Does Your Model Classify Entities Reasonably? Diagnosing and Mitigating
Spurious Correlations in Entity Typing
- URL: http://arxiv.org/abs/2205.12640v1
- Date: Wed, 25 May 2022 10:34:22 GMT
- Title: Does Your Model Classify Entities Reasonably? Diagnosing and Mitigating
Spurious Correlations in Entity Typing
- Authors: Nan Xu, Fei Wang, Bangzheng Li, Mingtao Dong, Muhao Chen
- Abstract summary: Existing entity typing models are subject to the problem of spurious correlations.
We identify six types of existing model biases, including mention-context bias, lexical overlapping bias, named entity bias, pronoun bias, dependency bias, and overgeneralization bias.
By augmenting the original training set with their bias-free counterparts, models are forced to fully comprehend the sentences.

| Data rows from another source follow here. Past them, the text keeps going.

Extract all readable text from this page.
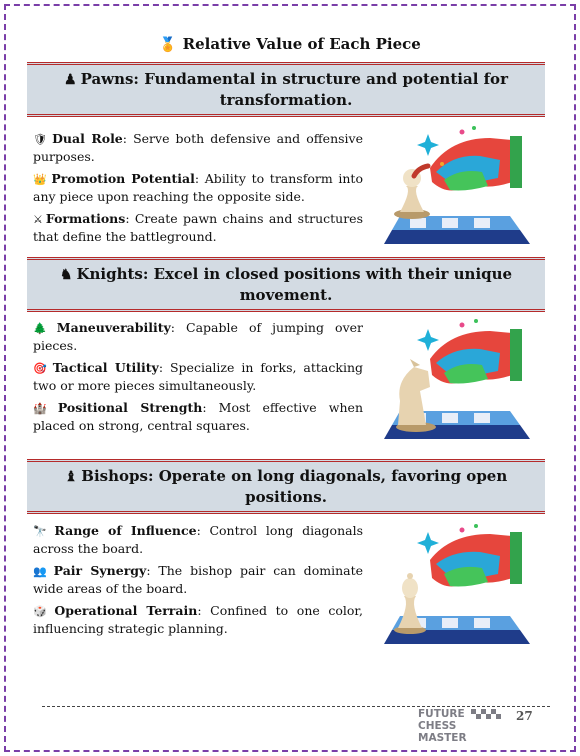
🏅 Relative Value of Each Piece
♟ Pawns: Fundamental in structure and potential for transformation.

🛡 Dual Role: Serve both defensive and offensive purposes.

👑 Promotion Potential: Ability to transform into any piece upon reaching the opposite side.

⚔ Formations: Create pawn chains and structures that define the battleground.

♞ Knights: Excel in closed positions with their unique movement.

🌲 Maneuverability: Capable of jumping over pieces.

🎯 Tactical Utility: Specialize in forks, attacking two or more pieces simultaneously.

🏰 Positional Strength: Most effective when placed on strong, central squares.

♝ Bishops: Operate on long diagonals, favoring open positions.

🔭 Range of Influence: Control long diagonals across the board.

👥 Pair Synergy: The bishop pair can dominate wide areas of the board.

🎲 Operational Terrain: Confined to one color, influencing strategic planning.

FUTURE
CHESS MASTER
27
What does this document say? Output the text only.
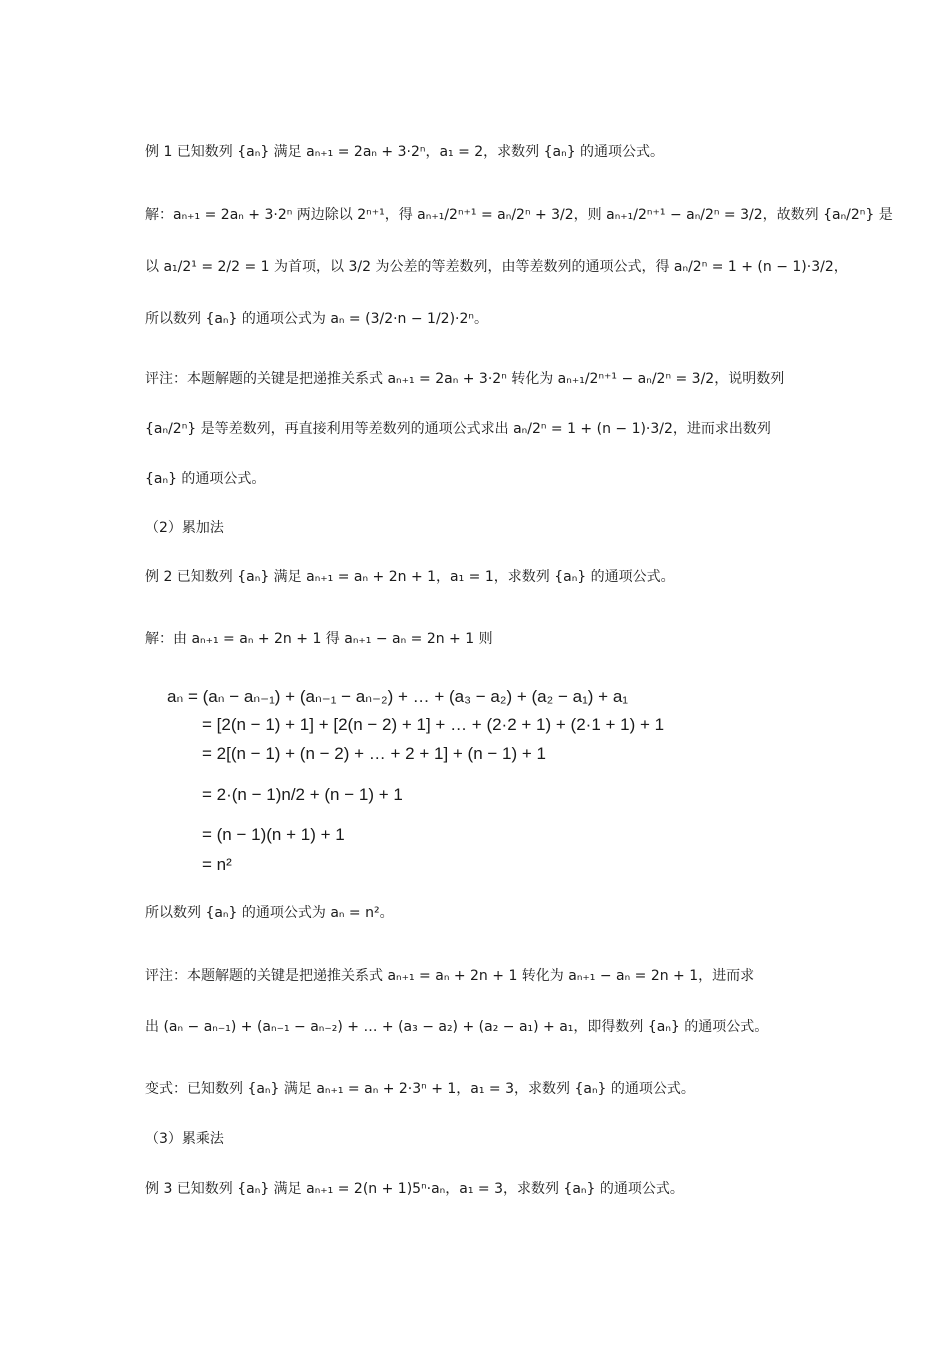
例 1 已知数列 {aₙ} 满足 aₙ₊₁ = 2aₙ + 3·2ⁿ，a₁ = 2，求数列 {aₙ} 的通项公式。
解：aₙ₊₁ = 2aₙ + 3·2ⁿ 两边除以 2ⁿ⁺¹，得 aₙ₊₁/2ⁿ⁺¹ = aₙ/2ⁿ + 3/2，则 aₙ₊₁/2ⁿ⁺¹ − aₙ/2ⁿ = 3/2，故数列 {aₙ/2ⁿ} 是
以 a₁/2¹ = 2/2 = 1 为首项，以 3/2 为公差的等差数列，由等差数列的通项公式，得 aₙ/2ⁿ = 1 + (n − 1)·3/2，
所以数列 {aₙ} 的通项公式为 aₙ = (3/2·n − 1/2)·2ⁿ。
评注：本题解题的关键是把递推关系式 aₙ₊₁ = 2aₙ + 3·2ⁿ 转化为 aₙ₊₁/2ⁿ⁺¹ − aₙ/2ⁿ = 3/2，说明数列
{aₙ/2ⁿ} 是等差数列，再直接利用等差数列的通项公式求出 aₙ/2ⁿ = 1 + (n − 1)·3/2，进而求出数列
{aₙ} 的通项公式。
（2）累加法
例 2 已知数列 {aₙ} 满足 aₙ₊₁ = aₙ + 2n + 1，a₁ = 1，求数列 {aₙ} 的通项公式。
解：由 aₙ₊₁ = aₙ + 2n + 1 得 aₙ₊₁ − aₙ = 2n + 1 则
aₙ = (aₙ − aₙ₋₁) + (aₙ₋₁ − aₙ₋₂) + … + (a₃ − a₂) + (a₂ − a₁) + a₁
= [2(n − 1) + 1] + [2(n − 2) + 1] + … + (2·2 + 1) + (2·1 + 1) + 1
= 2[(n − 1) + (n − 2) + … + 2 + 1] + (n − 1) + 1
= 2·(n − 1)n/2 + (n − 1) + 1
= (n − 1)(n + 1) + 1
= n²
所以数列 {aₙ} 的通项公式为 aₙ = n²。
评注：本题解题的关键是把递推关系式 aₙ₊₁ = aₙ + 2n + 1 转化为 aₙ₊₁ − aₙ = 2n + 1，进而求
出 (aₙ − aₙ₋₁) + (aₙ₋₁ − aₙ₋₂) + … + (a₃ − a₂) + (a₂ − a₁) + a₁，即得数列 {aₙ} 的通项公式。
变式：已知数列 {aₙ} 满足 aₙ₊₁ = aₙ + 2·3ⁿ + 1，a₁ = 3，求数列 {aₙ} 的通项公式。
（3）累乘法
例 3 已知数列 {aₙ} 满足 aₙ₊₁ = 2(n + 1)5ⁿ·aₙ，a₁ = 3，求数列 {aₙ} 的通项公式。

- Score: 29.820473012776283
- License: http://creativecommons.org/licenses/by-nc-sa/4.0/
- Abstract: The entity typing task aims at predicting one or more words or phrases that
describe the type(s) of a specific mention in a sentence. Due to shortcuts from
surface patterns to annotated entity labels and biased training, existing
entity typing models are subject to the problem of spurious correlations. To
comprehensively investigate the faithfulness and reliability of entity typing
methods, we first systematically define distinct kinds of model biases that are
reflected mainly from spurious correlations. Particularly, we identify six
types of existing model biases, including mention-context bias, lexical
overlapping bias, named entity bias, pronoun bias, dependency bias, and
overgeneralization bias. To mitigate these model biases, we then introduce a
counterfactual data augmentation method. By augmenting the original training
set with their bias-free counterparts, models are forced to fully comprehend
the sentences and discover the fundamental cues for entity typing, rather than
relying on spurious correlations for shortcuts. Experimental results on the
UFET dataset show that our counterfactual data augmentation approach helps
improve generalization of different entity typing models with consistently
better performance on both in- and out-of-distribution test sets.